After a detox, I usually ease into regular eating habits by preparing meals that have little to no seasoning. This is preferable and a great way to test your creativity with cooking by limiting your use of processed foods, condiments and additives. Fish and vegetables always hits the mark, full of vitamins,healthy and flavorful.
Clean eating by definition, is the consumption of whole foods as close to their natural state as possible. This involves including in your diet, vegetables, fresh fruits, whole grains, lean protein and avoiding processed foods and fast food. I love seafood, but I am careful to pick wild caught options as opposed to farm raised – more information on the diferences here. This dish is easy and quick to prepare approximately 15 minutes, I hope you try it, especially since it’s low in calories.

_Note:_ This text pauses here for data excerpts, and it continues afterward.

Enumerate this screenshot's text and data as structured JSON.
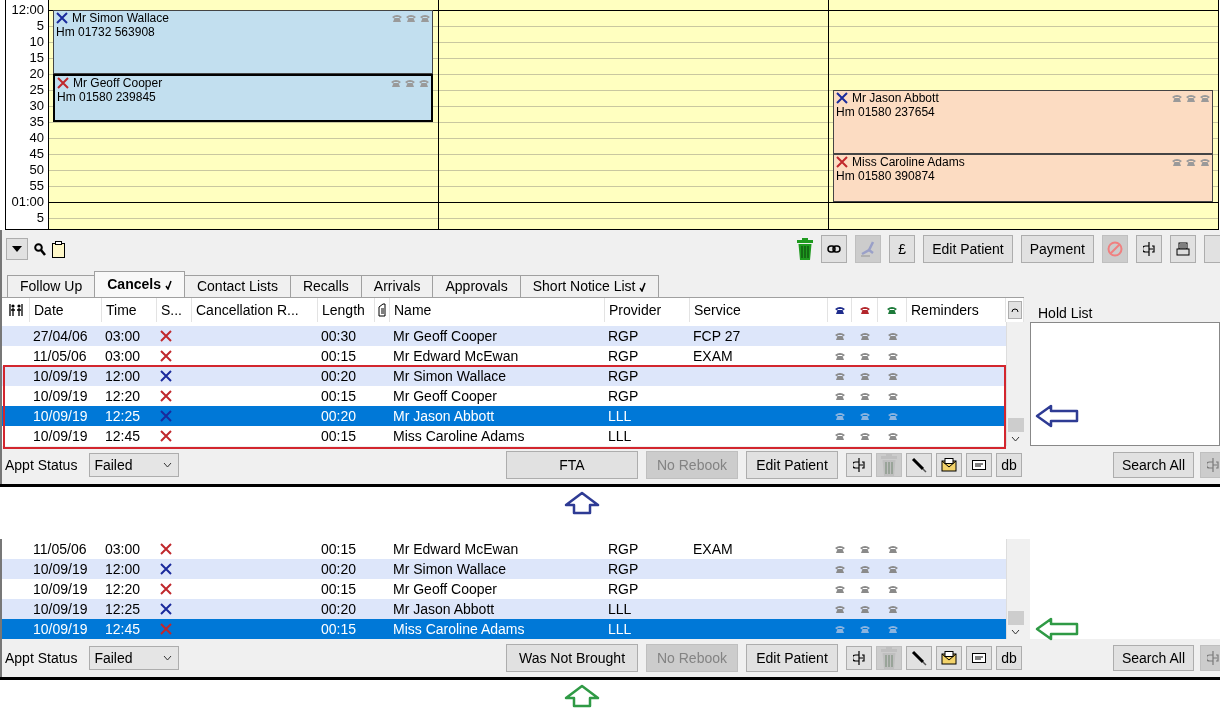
{
  "calendar": {
    "time_labels": [
      "12:00",
      "5",
      "10",
      "15",
      "20",
      "25",
      "30",
      "35",
      "40",
      "45",
      "50",
      "55",
      "01:00",
      "5"
    ],
    "columns": [
      {
        "cells": [
          {
            "kind": "start",
            "name": "Mr Simon Wallace",
            "phone": "Hm 01732 563908",
            "color": "#c2dfef",
            "status_icon": {
              "color": "#1a2a9c"
            },
            "selected": false
          },
          {
            "kind": "cont"
          },
          {
            "kind": "cont"
          },
          {
            "kind": "cont"
          },
          {
            "kind": "start",
            "name": "Mr Geoff Cooper",
            "phone": "Hm 01580 239845",
            "color": "#c2dfef",
            "status_icon": {
              "color": "#c0282c"
            },
            "selected": true
          },
          {
            "kind": "cont"
          },
          {
            "kind": "cont"
          },
          {
            "kind": "free"
          },
          {
            "kind": "free"
          },
          {
            "kind": "free"
          },
          {
            "kind": "free"
          },
          {
            "kind": "free"
          },
          {
            "kind": "free"
          },
          {
            "kind": "free"
          }
        ]
      },
      {
        "cells": [
          {
            "kind": "free"
          },
          {
            "kind": "free"
          },
          {
            "kind": "free"
          },
          {
            "kind": "free"
          },
          {
            "kind": "free"
          },
          {
            "kind": "free"
          },
          {
            "kind": "free"
          },
          {
            "kind": "free"
          },
          {
            "kind": "free"
          },
          {
            "kind": "free"
          },
          {
            "kind": "free"
          },
          {
            "kind": "free"
          },
          {
            "kind": "free"
          },
          {
            "kind": "free"
          }
        ]
      },
      {
        "cells": [
          {
            "kind": "free"
          },
          {
            "kind": "free"
          },
          {
            "kind": "free"
          },
          {
            "kind": "free"
          },
          {
            "kind": "free"
          },
          {
            "kind": "start",
            "name": "Mr Jason Abbott",
            "phone": "Hm 01580 237654",
            "color": "#fcdcc2",
            "status_icon": {
              "color": "#1a2a9c"
            },
            "selected": false
          },
          {
            "kind": "cont"
          },
          {
            "kind": "cont"
          },
          {
            "kind": "cont"
          },
          {
            "kind": "start",
            "name": "Miss Caroline Adams",
            "phone": "Hm 01580 390874",
            "color": "#fcdcc2",
            "status_icon": {
              "color": "#c0282c"
            },
            "selected": false
          },
          {
            "kind": "cont"
          },
          {
            "kind": "cont"
          },
          {
            "kind": "free"
          },
          {
            "kind": "free"
          }
        ]
      }
    ]
  },
  "toolbar": {
    "left": [
      {
        "kind": "dropdown"
      },
      {
        "kind": "search"
      },
      {
        "kind": "clipboard"
      }
    ],
    "right": [
      {
        "kind": "trash"
      },
      {
        "kind": "link",
        "disabled": false
      },
      {
        "kind": "chair",
        "disabled": true
      },
      {
        "kind": "text",
        "label": "£",
        "disabled": false
      },
      {
        "kind": "text",
        "label": "Edit Patient",
        "disabled": false
      },
      {
        "kind": "text",
        "label": "Payment",
        "disabled": false
      },
      {
        "kind": "no_entry",
        "disabled": true
      },
      {
        "kind": "split",
        "disabled": false
      },
      {
        "kind": "printer",
        "disabled": false
      },
      {
        "kind": "blank",
        "disabled": false
      }
    ]
  },
  "tabs": [
    {
      "label": "Follow Up",
      "selected": false,
      "ticked": false
    },
    {
      "label": "Cancels",
      "selected": true,
      "ticked": true
    },
    {
      "label": "Contact Lists",
      "selected": false,
      "ticked": false
    },
    {
      "label": "Recalls",
      "selected": false,
      "ticked": false
    },
    {
      "label": "Arrivals",
      "selected": false,
      "ticked": false
    },
    {
      "label": "Approvals",
      "selected": false,
      "ticked": false
    },
    {
      "label": "Short Notice List",
      "selected": false,
      "ticked": true
    }
  ],
  "columns": [
    {
      "kind": "people"
    },
    {
      "kind": "text",
      "label": "Date"
    },
    {
      "kind": "text",
      "label": "Time"
    },
    {
      "kind": "text",
      "label": "S..."
    },
    {
      "kind": "text",
      "label": "Cancellation R..."
    },
    {
      "kind": "text",
      "label": "Length"
    },
    {
      "kind": "note"
    },
    {
      "kind": "text",
      "label": "Name"
    },
    {
      "kind": "text",
      "label": "Provider"
    },
    {
      "kind": "text",
      "label": "Service"
    },
    {
      "kind": "phone",
      "color": "#1e2c8c"
    },
    {
      "kind": "phone",
      "color": "#b3262c"
    },
    {
      "kind": "phone",
      "color": "#1d7a3a"
    },
    {
      "kind": "text",
      "label": "Reminders"
    },
    {
      "kind": "refresh"
    }
  ],
  "hold_list_title": "Hold List",
  "panels": [
    {
      "rows": [
        {
          "date": "27/04/06",
          "time": "03:00",
          "status_icon": {
            "color": "#c0282c"
          },
          "length": "00:30",
          "name": "Mr Geoff Cooper",
          "provider": "RGP",
          "service": "FCP 27",
          "shaded": true,
          "selected": false,
          "highlighted": false
        },
        {
          "date": "11/05/06",
          "time": "03:00",
          "status_icon": {
            "color": "#c0282c"
          },
          "length": "00:15",
          "name": "Mr Edward McEwan",
          "provider": "RGP",
          "service": "EXAM",
          "shaded": false,
          "selected": false,
          "highlighted": false
        },
        {
          "date": "10/09/19",
          "time": "12:00",
          "status_icon": {
            "color": "#1a2a9c"
          },
          "length": "00:20",
          "name": "Mr Simon Wallace",
          "provider": "RGP",
          "shaded": true,
          "selected": false,
          "highlighted": true
        },
        {
          "date": "10/09/19",
          "time": "12:20",
          "status_icon": {
            "color": "#c0282c"
          },
          "length": "00:15",
          "name": "Mr Geoff Cooper",
          "provider": "RGP",
          "shaded": false,
          "selected": false,
          "highlighted": true
        },
        {
          "date": "10/09/19",
          "time": "12:25",
          "status_icon": {
            "color": "#1a2a9c"
          },
          "length": "00:20",
          "name": "Mr Jason Abbott",
          "provider": "LLL",
          "shaded": true,
          "selected": true,
          "highlighted": true
        },
        {
          "date": "10/09/19",
          "time": "12:45",
          "status_icon": {
            "color": "#c0282c"
          },
          "length": "00:15",
          "name": "Miss Caroline Adams",
          "provider": "LLL",
          "shaded": false,
          "selected": false,
          "highlighted": true
        }
      ],
      "hold_framed": true,
      "status_label": "Appt Status",
      "status_value": "Failed",
      "buttons": [
        {
          "label": "FTA",
          "disabled": false
        },
        {
          "label": "No Rebook",
          "disabled": true
        },
        {
          "label": "Edit Patient",
          "disabled": false
        }
      ],
      "icon_buttons": [
        {
          "kind": "split",
          "disabled": false
        },
        {
          "kind": "trash",
          "disabled": true
        },
        {
          "kind": "pen",
          "disabled": false
        },
        {
          "kind": "letter",
          "disabled": false
        },
        {
          "kind": "card",
          "disabled": false
        },
        {
          "kind": "text",
          "label": "db",
          "disabled": false
        }
      ],
      "search_button": "Search All",
      "arrow": {
        "color": "#2e3b94"
      }
    },
    {
      "rows": [
        {
          "date": "11/05/06",
          "time": "03:00",
          "status_icon": {
            "color": "#c0282c"
          },
          "length": "00:15",
          "name": "Mr Edward McEwan",
          "provider": "RGP",
          "service": "EXAM",
          "shaded": false,
          "selected": false,
          "highlighted": false
        },
        {
          "date": "10/09/19",
          "time": "12:00",
          "status_icon": {
            "color": "#1a2a9c"
          },
          "length": "00:20",
          "name": "Mr Simon Wallace",
          "provider": "RGP",
          "shaded": true,
          "selected": false,
          "highlighted": false
        },
        {
          "date": "10/09/19",
          "time": "12:20",
          "status_icon": {
            "color": "#c0282c"
          },
          "length": "00:15",
          "name": "Mr Geoff Cooper",
          "provider": "RGP",
          "shaded": false,
          "selected": false,
          "highlighted": false
        },
        {
          "date": "10/09/19",
          "time": "12:25",
          "status_icon": {
            "color": "#1a2a9c"
          },
          "length": "00:20",
          "name": "Mr Jason Abbott",
          "provider": "LLL",
          "shaded": true,
          "selected": false,
          "highlighted": false
        },
        {
          "date": "10/09/19",
          "time": "12:45",
          "status_icon": {
            "color": "#c0282c"
          },
          "length": "00:15",
          "name": "Miss Caroline Adams",
          "provider": "LLL",
          "shaded": false,
          "selected": true,
          "highlighted": false
        }
      ],
      "hold_framed": false,
      "status_label": "Appt Status",
      "status_value": "Failed",
      "buttons": [
        {
          "label": "Was Not Brought",
          "disabled": false
        },
        {
          "label": "No Rebook",
          "disabled": true
        },
        {
          "label": "Edit Patient",
          "disabled": false
        }
      ],
      "icon_buttons": [
        {
          "kind": "split",
          "disabled": false
        },
        {
          "kind": "trash",
          "disabled": true
        },
        {
          "kind": "pen",
          "disabled": false
        },
        {
          "kind": "letter",
          "disabled": false
        },
        {
          "kind": "card",
          "disabled": false
        },
        {
          "kind": "text",
          "label": "db",
          "disabled": false
        }
      ],
      "search_button": "Search All",
      "arrow": {
        "color": "#2f9a45"
      }
    }
  ]
}
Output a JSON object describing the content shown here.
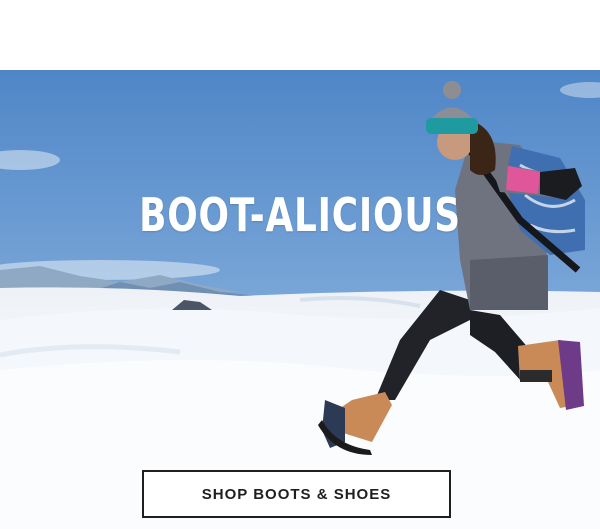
{
  "hero": {
    "headline": "BOOT-ALICIOUS",
    "image_alt": "hiker-jumping-in-snow"
  },
  "cta": {
    "label": "SHOP BOOTS & SHOES"
  },
  "colors": {
    "sky_top": "#4f86c7",
    "sky_bottom": "#a9c8e6",
    "snow": "#f2f5f9",
    "button_border": "#1f1f1f",
    "beanie": "#1e9aa0",
    "sleeve_pink": "#e0569a",
    "backpack": "#3f6fb0",
    "boot": "#c98a57"
  }
}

Ingredients (serves 1) recipe can be multiplied to accommodate the number of people you are cooking for.
- 2 pieces of flounder fillet
- handfuls of roughly chopped up kale (stalks removed) about 4 cups
- 1/2 a lemon
- 1/2 teaspoon of salt and pepper
- 1 clove of garlic
- 1 small tomato
- 1/2 of a large onion
- 1 tablespoon of olive oil
- Wash flounder fillets with cold water, pat dry and marinate with juice of half a lemon, salt and pepper for 5 minutes
- Saute diced onions in olive oil at medium heat, until translucent 4 minutes.
- Add garlic, tomatoes and kale (which will start to shrink) and cover for 3 minutes, turn continously with a wooden spoon
- Uncover, carefully add flounder fillets with 2 lemon slices on top of kale, tomatoes and onions, cover for another 5 minutes while they steam.
- Serve immediately while hot and enjoy with a great glass of wine, preferably a riesling
Would love to hear your thoughts in the comment section if you tried this recipe. Nothing would make me happier. Have a great Sunday evening!